# [SOLVED] Front Panel Connectors



## garystan (Jan 14, 2010)

Hi everybody :

I just got my Cool Master Case. It's a G-lite 371 
Question : On some of the front panel connectors, they have a "raised" arrow. Does this indicate Pin #1 or the Positive connection ? Plus, some of them are blue/white, red/white.
Some of the other connectors are keyed, so that's no problem. 

garystan


----------



## gcavan (Aug 13, 2009)

*Re: Front Panel Connectors*

I don't know what you mean by 'raised arrow'.

Colours: In most instances, the 'coloured' wire is considered the live or positive, while the withe wire is the neutral or negative.

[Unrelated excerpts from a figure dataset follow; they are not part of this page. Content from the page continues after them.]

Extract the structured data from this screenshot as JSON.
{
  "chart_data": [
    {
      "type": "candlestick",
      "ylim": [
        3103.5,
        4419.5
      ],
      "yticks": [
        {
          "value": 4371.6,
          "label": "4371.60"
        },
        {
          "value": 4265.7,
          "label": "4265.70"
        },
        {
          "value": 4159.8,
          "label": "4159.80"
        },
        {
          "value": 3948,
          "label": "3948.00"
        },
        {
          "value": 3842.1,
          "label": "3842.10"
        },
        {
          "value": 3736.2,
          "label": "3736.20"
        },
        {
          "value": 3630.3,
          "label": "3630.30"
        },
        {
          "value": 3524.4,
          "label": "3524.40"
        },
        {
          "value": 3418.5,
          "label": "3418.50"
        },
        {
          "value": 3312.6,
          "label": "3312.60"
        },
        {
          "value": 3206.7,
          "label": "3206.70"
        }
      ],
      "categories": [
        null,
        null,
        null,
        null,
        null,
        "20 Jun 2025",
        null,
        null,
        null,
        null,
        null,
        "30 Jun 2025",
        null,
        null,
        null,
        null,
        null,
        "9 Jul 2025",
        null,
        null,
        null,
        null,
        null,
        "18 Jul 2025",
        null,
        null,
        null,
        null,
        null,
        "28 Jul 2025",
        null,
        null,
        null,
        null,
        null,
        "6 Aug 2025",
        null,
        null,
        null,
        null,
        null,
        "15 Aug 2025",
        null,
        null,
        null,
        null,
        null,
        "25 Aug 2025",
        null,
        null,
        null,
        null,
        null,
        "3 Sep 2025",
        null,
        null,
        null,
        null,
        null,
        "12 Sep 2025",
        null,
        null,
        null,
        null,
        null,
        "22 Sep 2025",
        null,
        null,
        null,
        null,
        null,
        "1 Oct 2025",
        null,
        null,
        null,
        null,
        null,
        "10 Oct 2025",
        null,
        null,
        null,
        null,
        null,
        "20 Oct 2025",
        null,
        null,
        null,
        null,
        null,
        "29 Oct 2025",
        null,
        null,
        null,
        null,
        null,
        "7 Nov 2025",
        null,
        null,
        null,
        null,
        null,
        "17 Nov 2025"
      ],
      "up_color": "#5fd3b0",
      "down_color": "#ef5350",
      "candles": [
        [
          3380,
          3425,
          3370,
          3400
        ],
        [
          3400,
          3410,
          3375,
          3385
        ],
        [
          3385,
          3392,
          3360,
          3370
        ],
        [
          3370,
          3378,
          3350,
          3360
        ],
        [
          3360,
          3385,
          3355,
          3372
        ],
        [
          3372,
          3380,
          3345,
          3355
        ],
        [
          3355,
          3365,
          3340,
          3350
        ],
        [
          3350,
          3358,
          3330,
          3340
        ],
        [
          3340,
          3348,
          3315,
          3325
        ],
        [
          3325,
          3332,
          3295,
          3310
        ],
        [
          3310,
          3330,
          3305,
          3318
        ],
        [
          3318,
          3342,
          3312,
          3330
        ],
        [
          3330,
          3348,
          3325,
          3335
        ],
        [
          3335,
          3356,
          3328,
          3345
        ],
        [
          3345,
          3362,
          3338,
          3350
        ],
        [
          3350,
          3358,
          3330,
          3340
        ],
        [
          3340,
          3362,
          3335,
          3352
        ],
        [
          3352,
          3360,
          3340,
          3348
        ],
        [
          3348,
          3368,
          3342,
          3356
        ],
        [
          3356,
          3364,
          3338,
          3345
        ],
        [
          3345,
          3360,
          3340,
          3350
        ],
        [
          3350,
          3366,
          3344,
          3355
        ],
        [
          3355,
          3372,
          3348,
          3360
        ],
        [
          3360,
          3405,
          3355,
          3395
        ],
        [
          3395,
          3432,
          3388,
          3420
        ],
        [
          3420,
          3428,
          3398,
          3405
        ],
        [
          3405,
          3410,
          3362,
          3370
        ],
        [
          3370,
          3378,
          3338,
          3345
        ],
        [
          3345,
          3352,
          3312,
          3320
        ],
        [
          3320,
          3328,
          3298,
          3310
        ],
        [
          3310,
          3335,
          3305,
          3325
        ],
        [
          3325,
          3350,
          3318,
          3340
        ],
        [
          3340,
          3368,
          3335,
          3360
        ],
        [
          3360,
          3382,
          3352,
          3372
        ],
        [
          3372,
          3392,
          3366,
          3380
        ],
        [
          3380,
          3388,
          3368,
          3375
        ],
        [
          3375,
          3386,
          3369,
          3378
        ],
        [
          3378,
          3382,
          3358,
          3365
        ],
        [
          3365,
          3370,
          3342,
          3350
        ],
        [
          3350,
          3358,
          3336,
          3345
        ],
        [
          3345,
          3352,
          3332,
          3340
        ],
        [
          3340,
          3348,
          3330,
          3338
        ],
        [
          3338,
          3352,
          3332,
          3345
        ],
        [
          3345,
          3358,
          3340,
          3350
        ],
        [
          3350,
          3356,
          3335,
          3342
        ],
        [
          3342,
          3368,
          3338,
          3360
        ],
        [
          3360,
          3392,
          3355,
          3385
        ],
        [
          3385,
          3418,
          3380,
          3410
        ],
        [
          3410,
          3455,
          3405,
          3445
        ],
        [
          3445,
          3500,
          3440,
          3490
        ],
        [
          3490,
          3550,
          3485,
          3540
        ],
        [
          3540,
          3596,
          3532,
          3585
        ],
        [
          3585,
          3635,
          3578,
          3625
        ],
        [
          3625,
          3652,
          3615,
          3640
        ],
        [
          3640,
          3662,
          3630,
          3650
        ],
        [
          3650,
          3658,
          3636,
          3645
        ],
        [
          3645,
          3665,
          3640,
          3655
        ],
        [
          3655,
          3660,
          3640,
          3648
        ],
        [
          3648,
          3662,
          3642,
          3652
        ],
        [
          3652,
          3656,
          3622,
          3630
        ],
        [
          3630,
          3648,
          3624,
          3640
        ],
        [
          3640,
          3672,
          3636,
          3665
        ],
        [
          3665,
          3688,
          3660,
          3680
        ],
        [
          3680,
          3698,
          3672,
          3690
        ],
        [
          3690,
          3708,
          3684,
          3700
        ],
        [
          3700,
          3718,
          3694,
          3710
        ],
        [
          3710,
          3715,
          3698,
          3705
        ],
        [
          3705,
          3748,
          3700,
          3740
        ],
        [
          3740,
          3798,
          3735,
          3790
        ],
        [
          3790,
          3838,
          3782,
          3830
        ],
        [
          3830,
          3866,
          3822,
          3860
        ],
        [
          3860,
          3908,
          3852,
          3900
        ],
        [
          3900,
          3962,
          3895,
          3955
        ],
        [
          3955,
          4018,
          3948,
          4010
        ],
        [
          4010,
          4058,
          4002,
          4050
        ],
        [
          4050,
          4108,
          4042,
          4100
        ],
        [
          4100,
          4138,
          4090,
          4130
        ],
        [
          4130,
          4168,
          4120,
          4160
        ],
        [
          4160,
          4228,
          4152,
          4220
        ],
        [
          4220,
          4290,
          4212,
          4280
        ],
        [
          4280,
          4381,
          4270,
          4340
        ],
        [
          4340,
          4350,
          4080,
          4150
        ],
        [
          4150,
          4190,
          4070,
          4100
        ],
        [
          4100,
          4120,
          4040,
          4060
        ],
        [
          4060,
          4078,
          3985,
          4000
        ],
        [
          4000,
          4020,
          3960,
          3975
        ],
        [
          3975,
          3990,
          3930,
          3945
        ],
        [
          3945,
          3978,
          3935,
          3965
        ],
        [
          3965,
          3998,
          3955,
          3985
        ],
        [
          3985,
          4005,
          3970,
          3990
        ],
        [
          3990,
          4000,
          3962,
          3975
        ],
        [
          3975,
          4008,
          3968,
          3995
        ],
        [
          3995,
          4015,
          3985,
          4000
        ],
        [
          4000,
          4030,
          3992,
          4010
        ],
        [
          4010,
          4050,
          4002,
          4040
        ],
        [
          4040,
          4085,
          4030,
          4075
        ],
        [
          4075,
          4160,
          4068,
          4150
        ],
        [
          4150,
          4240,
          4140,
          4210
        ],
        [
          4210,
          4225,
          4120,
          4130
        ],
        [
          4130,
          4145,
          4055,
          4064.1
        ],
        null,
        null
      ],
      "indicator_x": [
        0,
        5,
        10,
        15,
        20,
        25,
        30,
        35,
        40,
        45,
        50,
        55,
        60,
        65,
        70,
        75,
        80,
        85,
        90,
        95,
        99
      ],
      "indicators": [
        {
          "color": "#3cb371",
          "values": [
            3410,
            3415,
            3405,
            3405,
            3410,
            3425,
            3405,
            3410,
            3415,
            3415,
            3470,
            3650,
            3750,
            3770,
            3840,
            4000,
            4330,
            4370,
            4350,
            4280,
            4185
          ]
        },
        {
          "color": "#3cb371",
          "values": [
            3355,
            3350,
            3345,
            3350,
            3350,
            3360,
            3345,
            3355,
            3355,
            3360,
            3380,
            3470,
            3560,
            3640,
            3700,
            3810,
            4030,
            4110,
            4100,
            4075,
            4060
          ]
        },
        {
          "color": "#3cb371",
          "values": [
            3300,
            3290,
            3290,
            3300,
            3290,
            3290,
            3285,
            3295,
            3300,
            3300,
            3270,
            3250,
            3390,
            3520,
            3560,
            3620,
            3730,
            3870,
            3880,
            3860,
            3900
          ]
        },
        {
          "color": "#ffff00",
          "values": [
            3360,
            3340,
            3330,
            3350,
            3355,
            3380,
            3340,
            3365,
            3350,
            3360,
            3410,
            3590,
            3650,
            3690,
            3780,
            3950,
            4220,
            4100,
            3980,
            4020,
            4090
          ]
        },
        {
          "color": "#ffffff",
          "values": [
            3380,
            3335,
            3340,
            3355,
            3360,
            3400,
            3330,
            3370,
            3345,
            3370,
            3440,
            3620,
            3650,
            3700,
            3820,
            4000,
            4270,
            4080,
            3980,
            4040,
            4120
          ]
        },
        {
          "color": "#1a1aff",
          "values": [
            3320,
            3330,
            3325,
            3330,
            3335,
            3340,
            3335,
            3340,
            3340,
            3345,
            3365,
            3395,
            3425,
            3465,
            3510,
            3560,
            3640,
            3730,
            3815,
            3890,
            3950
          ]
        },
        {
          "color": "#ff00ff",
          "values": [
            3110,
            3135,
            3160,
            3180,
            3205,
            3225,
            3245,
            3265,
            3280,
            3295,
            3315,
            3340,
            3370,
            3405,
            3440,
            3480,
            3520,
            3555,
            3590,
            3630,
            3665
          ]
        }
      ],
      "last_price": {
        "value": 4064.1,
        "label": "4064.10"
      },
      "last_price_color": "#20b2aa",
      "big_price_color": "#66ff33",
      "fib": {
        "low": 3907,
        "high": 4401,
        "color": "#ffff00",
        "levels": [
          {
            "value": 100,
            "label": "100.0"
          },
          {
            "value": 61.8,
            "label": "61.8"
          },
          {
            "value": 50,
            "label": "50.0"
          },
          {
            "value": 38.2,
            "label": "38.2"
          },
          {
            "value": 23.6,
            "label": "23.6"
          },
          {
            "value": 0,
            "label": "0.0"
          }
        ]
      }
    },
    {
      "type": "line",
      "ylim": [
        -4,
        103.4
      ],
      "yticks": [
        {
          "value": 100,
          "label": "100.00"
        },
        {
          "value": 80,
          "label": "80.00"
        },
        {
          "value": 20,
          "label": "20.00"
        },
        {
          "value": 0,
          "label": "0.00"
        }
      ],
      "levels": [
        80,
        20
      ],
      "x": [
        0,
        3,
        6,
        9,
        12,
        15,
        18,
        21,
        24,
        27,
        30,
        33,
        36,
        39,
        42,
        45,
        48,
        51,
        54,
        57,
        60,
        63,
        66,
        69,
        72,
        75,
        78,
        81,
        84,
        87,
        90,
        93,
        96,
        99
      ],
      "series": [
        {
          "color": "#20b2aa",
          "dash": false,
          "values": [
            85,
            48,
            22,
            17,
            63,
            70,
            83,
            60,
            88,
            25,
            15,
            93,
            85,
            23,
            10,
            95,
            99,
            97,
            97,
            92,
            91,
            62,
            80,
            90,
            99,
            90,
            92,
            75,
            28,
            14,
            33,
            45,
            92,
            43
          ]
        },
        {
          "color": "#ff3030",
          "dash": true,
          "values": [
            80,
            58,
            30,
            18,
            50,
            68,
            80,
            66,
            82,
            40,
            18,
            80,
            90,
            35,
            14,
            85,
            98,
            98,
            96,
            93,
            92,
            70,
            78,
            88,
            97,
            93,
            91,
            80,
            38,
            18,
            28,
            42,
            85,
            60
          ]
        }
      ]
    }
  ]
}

As far as the connectors for the power and reset switches go, polarity does not matter. For the LEDs, polarity matters, but it is not a problem if they are plugged in backward (obvious when the PC starts as the LEDs do not light); simply reverse them.


----------



## garystan (Jan 14, 2010)

*Re: Front Panel Connectors*

gcavan :

By "raised" arrow I meant the molded arrow on reverse side of the connector. Sorry about my way of describing it. 

garystan


----------



## Tyree (May 10, 2009)

*Re: Front Panel Connectors*

I'm not understanding the "arrow" thing either?


----------



## Fjandr (Sep 26, 2012)

*Re: Front Panel Connectors*

If you mean a triangle pointing down, then yes, it is usually used to indicate pin 1.


----------



## upscaleDM (Aug 22, 2013)

*Re: Front Panel Connectors*



Tyree said:


> I'm not understanding the "arrow" thing either?


I guessing he's talking about a profile 'raised' arrow ~ one with texture that can be felt with the fingertip.


----------